Banks are a good example. Mitsubishi UFJ Financial Group Inc., Sumitomo Mitsui Financial Group Inc. and Mizuho Financial Group Inc., three of Japan’s largest lenders, are each up more than 40% this year on expectations that their margins will finally expand when the BOJ tightens policy.
Other companies have also rallied, including automakers which are likely to benefit as a recovery in supply chains boost production. Toyota Motor Corp., which makes up a tenth of the Japan value index, is up more than 50% this year while Honda Motor Co. surged over 70%. Industrial giant Mitsubishi Corp. jumped almost 80%.
In the country, “inflation is having a very positive effect on earnings,” Vail added. “Because profit margins are so low, price hikes have an amplified effect on the bottom line.”
In Europe, value stocks lagged their growth counterparts for most of the year before jumping this month, just as the European Central Bank raised rates for a 10th consecutive time last week. Higher borrowing costs have supported lenders — stalwarts of the common bloc’s value universe — while rising oil prices spurred the likes of Shell Plc and BP Plc higher.

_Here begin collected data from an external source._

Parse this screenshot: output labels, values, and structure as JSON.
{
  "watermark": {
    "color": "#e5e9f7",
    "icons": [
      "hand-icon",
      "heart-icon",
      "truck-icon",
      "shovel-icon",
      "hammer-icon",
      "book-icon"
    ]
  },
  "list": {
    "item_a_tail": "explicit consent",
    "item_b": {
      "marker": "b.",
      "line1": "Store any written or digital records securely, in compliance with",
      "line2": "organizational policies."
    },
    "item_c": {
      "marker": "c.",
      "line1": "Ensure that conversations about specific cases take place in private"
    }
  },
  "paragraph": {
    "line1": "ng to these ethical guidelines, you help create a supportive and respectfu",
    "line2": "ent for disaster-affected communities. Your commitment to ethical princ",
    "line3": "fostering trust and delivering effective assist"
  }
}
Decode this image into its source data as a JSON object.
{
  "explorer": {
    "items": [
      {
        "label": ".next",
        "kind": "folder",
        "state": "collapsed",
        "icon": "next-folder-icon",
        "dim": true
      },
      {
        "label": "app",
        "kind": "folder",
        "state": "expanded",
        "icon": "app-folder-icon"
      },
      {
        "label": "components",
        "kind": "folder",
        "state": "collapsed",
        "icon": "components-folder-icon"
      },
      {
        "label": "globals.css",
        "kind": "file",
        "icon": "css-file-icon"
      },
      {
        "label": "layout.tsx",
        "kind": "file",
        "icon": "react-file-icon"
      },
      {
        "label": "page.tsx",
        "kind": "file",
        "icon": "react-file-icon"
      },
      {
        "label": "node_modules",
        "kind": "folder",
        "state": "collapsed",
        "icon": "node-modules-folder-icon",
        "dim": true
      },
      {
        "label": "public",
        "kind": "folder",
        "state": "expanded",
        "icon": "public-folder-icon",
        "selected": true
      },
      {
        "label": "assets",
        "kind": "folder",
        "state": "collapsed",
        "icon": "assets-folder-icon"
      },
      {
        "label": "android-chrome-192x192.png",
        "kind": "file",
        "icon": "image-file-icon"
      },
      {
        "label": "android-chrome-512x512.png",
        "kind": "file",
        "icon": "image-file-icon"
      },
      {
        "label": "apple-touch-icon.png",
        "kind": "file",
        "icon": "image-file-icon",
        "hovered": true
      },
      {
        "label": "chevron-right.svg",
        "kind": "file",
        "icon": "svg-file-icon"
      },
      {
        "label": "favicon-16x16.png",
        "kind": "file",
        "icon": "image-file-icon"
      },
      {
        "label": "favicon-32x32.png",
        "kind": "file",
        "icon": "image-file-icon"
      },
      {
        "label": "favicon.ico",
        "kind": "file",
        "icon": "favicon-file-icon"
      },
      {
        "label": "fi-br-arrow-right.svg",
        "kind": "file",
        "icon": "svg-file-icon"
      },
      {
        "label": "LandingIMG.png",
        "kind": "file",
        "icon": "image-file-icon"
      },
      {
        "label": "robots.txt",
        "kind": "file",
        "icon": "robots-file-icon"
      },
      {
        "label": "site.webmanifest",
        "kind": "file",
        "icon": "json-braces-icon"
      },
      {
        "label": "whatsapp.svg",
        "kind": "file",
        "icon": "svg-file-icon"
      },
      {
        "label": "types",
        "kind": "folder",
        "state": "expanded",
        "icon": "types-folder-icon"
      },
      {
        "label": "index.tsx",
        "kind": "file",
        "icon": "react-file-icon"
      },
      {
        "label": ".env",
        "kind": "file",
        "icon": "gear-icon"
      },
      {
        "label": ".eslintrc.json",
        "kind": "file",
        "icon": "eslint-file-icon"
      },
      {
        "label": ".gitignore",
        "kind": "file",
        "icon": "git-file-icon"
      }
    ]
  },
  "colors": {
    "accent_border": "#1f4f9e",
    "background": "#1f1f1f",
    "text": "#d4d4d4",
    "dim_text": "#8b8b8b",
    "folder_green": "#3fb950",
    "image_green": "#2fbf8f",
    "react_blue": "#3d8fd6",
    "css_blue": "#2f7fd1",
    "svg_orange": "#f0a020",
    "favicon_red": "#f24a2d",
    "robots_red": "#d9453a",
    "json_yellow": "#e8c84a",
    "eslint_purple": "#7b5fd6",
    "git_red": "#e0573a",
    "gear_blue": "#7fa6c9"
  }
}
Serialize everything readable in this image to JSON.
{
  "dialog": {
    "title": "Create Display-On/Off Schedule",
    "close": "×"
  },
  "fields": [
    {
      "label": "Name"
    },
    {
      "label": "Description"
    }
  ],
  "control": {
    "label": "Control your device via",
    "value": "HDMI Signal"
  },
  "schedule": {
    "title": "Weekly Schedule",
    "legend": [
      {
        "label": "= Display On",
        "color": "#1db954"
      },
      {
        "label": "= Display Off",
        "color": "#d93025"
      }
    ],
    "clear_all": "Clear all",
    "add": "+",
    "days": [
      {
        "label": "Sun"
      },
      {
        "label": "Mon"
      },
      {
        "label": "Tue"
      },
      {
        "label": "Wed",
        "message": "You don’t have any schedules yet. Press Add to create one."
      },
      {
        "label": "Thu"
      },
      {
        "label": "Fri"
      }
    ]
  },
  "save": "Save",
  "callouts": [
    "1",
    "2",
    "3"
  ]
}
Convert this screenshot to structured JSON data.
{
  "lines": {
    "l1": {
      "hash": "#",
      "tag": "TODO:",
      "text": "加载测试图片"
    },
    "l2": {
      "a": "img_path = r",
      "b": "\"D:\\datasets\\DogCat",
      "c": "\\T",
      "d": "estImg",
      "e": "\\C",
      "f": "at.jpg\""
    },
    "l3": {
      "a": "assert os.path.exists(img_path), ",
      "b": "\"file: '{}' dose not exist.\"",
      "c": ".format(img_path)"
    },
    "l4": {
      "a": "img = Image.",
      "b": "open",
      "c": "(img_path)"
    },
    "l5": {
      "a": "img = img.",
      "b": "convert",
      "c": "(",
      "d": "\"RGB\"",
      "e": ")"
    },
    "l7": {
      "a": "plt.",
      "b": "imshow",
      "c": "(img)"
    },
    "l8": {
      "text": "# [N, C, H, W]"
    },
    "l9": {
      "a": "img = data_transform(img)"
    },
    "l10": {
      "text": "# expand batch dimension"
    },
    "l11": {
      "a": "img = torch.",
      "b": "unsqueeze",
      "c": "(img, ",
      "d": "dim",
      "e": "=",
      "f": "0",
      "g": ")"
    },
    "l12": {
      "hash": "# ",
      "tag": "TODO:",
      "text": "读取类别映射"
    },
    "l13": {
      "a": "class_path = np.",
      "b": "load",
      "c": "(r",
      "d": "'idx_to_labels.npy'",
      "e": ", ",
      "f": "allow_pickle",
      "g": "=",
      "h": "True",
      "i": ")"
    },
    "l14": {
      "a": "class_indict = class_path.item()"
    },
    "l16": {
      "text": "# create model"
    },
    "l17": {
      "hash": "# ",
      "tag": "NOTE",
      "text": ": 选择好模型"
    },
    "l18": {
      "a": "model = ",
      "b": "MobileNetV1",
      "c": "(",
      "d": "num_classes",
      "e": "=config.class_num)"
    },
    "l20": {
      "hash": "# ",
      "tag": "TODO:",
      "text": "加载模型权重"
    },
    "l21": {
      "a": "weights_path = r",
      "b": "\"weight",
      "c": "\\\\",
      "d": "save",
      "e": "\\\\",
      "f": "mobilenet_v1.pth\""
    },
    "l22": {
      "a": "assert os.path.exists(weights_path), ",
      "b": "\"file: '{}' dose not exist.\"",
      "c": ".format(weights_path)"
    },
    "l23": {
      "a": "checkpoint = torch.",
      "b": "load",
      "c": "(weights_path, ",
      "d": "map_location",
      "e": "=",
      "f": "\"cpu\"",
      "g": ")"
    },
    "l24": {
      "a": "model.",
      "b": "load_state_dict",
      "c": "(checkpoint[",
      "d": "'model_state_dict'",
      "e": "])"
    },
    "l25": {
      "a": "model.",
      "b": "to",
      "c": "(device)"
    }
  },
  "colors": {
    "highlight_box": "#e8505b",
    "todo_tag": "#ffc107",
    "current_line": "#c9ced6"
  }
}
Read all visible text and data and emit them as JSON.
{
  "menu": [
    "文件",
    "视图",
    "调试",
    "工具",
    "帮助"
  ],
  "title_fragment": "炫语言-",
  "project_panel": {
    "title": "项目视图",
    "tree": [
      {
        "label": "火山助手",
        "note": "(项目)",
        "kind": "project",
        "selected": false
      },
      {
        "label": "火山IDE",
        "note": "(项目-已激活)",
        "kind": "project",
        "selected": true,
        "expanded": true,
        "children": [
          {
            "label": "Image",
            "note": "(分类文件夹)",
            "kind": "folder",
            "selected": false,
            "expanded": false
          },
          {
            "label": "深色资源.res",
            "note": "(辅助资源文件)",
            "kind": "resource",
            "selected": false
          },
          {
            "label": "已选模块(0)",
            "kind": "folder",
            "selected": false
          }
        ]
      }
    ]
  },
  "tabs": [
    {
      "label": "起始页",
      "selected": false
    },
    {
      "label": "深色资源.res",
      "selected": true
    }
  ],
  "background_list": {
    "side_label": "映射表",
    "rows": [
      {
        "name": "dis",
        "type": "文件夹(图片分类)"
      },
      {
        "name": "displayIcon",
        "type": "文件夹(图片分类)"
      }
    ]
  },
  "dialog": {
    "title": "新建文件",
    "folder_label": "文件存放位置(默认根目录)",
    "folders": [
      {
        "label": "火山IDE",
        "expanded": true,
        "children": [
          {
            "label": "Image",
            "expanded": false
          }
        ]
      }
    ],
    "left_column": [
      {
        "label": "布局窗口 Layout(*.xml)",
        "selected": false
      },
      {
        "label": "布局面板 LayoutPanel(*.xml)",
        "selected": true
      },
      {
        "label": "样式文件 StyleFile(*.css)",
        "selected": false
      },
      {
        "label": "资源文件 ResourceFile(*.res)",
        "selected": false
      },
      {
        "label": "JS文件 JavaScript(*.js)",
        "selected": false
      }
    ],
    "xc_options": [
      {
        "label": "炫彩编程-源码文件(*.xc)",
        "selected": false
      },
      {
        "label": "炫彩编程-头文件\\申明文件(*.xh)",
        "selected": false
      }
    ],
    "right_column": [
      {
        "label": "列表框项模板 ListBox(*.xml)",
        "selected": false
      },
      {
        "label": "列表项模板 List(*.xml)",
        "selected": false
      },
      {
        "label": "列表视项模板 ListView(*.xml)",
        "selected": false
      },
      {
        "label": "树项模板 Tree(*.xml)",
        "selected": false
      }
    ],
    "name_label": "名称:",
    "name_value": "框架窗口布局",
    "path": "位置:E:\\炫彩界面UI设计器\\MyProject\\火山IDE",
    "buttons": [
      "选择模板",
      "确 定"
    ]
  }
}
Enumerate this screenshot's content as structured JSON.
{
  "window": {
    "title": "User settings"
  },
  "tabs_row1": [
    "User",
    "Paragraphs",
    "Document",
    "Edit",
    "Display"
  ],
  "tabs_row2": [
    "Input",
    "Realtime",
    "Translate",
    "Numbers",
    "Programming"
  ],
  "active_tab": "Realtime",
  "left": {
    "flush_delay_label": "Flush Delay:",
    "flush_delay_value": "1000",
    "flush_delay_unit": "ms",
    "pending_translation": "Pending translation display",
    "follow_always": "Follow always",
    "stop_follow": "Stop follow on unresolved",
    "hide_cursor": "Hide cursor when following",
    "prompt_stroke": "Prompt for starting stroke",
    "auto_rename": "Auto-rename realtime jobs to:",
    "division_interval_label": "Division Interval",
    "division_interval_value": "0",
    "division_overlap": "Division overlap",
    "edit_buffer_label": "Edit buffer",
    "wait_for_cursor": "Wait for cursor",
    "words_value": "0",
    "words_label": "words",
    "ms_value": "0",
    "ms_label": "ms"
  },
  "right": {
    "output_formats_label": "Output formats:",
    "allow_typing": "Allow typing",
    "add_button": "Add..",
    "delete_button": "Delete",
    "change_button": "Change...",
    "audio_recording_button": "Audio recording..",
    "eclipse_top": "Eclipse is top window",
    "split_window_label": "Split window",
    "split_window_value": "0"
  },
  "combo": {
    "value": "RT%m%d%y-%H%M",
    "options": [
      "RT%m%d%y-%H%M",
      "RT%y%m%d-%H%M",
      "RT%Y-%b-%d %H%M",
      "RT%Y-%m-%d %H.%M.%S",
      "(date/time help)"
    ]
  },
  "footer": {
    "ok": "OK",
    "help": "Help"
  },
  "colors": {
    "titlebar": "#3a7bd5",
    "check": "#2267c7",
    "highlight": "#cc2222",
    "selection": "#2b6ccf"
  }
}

All told, the absence of an almighty tech sector is boosting multi-factor strategies outside the US. These systematic portfolios are typically diversified across hundreds of shares picked according to a handful of corporate characteristics like value, which means they tend to fare worse when a few large-caps dominate gains.
The PIMCO RAFI Dynamic Multi-Factor International Equity ETF, which is focused on developed markets except the US, has risen 9% this year. The emerging-market version is up 7% versus 3% for the American equivalent.
“What is at play is not a pure factor effect, but a factor effect plus some things that are specific to the US,” said Olivier Laplenie, head of quant portfolio management at BNP Paribas Asset Management. “And what is specific to the US this year is the performance of some mega-capitalization stocks linked to artificial intelligence.”